30. Başvurucu; Ankara"da meydana gelen patlamada güvenlik ve istihbarat güçlerinin sistemli bir ihmal içinde olduklarını, olay sonrasında devlet yetkililerinin ölen ve yaralananların acısını paylaşmaktan imtina eden, mağdurları suçlayan ve failleri belirsizleştiren bir söylemi tercih ettiklerini belirtmiştir. Başvurucu; söz konusu patlamada birçok arkadaşının vefat ettiğini veya yaralandığını, duyduğu öfkenin etkisiyle eleştirel olarak kaleme alınmış bahse konu bildiriyi dağıtmış olması nedeniyle hem barınma imkânının elinden alınmasının hem de öğrenim kredisinin kesilmesinin ifade ve örgütlenme özgürlüklerini, eşitlik ilkesini, toplantı ve gösteri yürüyüşü düzenleme, adil yargılanma ve etkili başvuru haklarını ihlal ettiğini ileri sürmüştür.

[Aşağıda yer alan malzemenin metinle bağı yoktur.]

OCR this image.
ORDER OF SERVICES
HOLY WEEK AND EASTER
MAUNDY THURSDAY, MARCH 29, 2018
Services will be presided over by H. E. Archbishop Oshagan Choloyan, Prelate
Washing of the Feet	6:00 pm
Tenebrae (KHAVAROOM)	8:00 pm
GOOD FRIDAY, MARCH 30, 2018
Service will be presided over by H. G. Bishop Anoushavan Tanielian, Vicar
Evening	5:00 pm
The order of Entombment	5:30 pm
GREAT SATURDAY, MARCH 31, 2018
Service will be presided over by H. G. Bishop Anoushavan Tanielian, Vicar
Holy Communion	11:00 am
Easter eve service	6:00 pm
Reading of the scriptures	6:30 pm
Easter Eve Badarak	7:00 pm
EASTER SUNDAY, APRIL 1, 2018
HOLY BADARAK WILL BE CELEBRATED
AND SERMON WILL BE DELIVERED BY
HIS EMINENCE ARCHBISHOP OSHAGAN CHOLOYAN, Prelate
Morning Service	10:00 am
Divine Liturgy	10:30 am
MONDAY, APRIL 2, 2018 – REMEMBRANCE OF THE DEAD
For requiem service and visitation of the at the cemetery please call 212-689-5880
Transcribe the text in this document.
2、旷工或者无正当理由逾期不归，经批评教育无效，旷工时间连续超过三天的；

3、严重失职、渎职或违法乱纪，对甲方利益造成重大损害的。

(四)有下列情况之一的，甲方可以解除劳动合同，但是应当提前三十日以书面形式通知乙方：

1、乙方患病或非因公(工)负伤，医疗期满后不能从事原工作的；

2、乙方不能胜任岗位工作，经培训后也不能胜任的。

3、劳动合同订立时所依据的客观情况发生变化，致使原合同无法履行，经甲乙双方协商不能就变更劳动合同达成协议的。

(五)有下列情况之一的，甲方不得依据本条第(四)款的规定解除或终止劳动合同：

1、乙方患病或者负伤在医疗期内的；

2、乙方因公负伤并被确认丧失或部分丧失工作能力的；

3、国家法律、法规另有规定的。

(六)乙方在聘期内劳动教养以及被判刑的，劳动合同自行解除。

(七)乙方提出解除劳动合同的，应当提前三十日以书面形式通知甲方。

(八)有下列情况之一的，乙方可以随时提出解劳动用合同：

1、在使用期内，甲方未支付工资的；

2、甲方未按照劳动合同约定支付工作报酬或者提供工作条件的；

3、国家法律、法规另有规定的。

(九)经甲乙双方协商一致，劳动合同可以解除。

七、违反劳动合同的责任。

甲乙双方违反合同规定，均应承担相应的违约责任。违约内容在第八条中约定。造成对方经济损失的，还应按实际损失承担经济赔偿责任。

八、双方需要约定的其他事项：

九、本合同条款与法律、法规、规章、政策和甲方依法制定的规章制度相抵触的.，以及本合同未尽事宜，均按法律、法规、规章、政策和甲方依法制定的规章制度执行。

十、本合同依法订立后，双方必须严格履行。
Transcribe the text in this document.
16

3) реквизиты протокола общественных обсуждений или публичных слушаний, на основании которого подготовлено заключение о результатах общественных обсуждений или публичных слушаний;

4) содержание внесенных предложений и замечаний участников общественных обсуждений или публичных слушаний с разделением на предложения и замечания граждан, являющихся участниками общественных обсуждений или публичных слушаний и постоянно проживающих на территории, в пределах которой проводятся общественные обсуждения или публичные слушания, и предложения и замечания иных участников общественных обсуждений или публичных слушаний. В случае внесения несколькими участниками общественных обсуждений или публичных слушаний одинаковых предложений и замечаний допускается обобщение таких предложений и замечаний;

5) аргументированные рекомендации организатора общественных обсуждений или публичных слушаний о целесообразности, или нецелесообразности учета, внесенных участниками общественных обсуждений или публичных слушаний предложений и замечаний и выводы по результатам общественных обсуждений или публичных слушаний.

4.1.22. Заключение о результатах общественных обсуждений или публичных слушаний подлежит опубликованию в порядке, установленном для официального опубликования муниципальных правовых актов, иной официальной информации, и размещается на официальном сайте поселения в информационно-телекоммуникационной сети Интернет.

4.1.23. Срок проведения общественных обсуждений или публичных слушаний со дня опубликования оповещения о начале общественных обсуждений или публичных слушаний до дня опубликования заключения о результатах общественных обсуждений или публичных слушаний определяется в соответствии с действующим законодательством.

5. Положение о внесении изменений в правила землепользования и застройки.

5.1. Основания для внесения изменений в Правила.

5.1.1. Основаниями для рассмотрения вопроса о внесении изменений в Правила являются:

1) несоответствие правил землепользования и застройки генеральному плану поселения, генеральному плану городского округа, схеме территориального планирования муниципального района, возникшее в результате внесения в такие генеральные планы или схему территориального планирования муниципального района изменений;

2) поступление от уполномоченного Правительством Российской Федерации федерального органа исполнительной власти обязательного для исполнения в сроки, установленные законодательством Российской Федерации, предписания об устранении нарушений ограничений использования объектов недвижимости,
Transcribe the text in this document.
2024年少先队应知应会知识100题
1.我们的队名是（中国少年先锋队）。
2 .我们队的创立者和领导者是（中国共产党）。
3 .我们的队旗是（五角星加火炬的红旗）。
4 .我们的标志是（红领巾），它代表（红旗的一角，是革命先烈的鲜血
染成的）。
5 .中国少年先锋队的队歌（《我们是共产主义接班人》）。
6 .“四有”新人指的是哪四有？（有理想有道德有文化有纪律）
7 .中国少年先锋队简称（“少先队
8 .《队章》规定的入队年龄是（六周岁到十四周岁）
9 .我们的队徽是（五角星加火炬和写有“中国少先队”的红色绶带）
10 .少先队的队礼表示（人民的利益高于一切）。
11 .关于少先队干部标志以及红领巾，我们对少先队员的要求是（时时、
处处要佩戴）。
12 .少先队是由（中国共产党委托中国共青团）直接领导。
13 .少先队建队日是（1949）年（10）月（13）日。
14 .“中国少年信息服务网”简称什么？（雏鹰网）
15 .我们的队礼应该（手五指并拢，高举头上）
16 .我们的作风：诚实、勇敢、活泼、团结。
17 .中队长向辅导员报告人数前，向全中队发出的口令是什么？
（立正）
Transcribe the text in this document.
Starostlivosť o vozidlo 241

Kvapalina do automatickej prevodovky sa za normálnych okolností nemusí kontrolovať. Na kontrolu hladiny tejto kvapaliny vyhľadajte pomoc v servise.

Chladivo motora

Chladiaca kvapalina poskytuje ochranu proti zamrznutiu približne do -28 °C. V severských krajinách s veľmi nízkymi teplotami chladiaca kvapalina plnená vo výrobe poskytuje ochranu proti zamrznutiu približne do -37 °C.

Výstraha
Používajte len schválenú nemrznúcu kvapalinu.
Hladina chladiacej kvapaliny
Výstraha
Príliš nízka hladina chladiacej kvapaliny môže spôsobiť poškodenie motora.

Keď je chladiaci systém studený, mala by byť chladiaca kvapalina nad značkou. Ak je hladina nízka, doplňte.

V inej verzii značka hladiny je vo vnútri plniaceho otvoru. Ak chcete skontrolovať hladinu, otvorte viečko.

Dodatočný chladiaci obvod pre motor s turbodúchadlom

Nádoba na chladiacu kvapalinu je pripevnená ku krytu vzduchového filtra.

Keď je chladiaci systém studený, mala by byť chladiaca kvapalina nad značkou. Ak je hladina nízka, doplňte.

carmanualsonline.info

31. Bakanlık görüşünde; başvurucu hakkında verilen yurttan çıkarma ve öğrenim kredisinin kesilmesine dair kararın hukuki dayanağının olduğu, müdahalenin öğrencilerin toplu hâlde yaşadığı yurtları siyasi polemiklerden uzak tutma amacı yanında başkalarının şöhret ve haklarının korunması, kamu düzeninin korunması meşru amaçlarını izlediği belirtilmiştir. Bakanlık görüşünde ayrıca; başvurucu tarafından dağıtılan bildiride yer alan ifadelerin hiçbir tartışmaya katkı sunmadığı, olgusal temelden yoksun ve tamamen kişilik haklarına saldırı niteliğinde olduğu, müdahalenin ölçülü, toplumsal bir ihtiyaca cevap verir nitelikte ve demokratik toplum düzeninde gerekli olduğu ve bu sebeplerle de başvurucunun ifade özgürlüğünün ihlal edilmediği ifade edilmiştir.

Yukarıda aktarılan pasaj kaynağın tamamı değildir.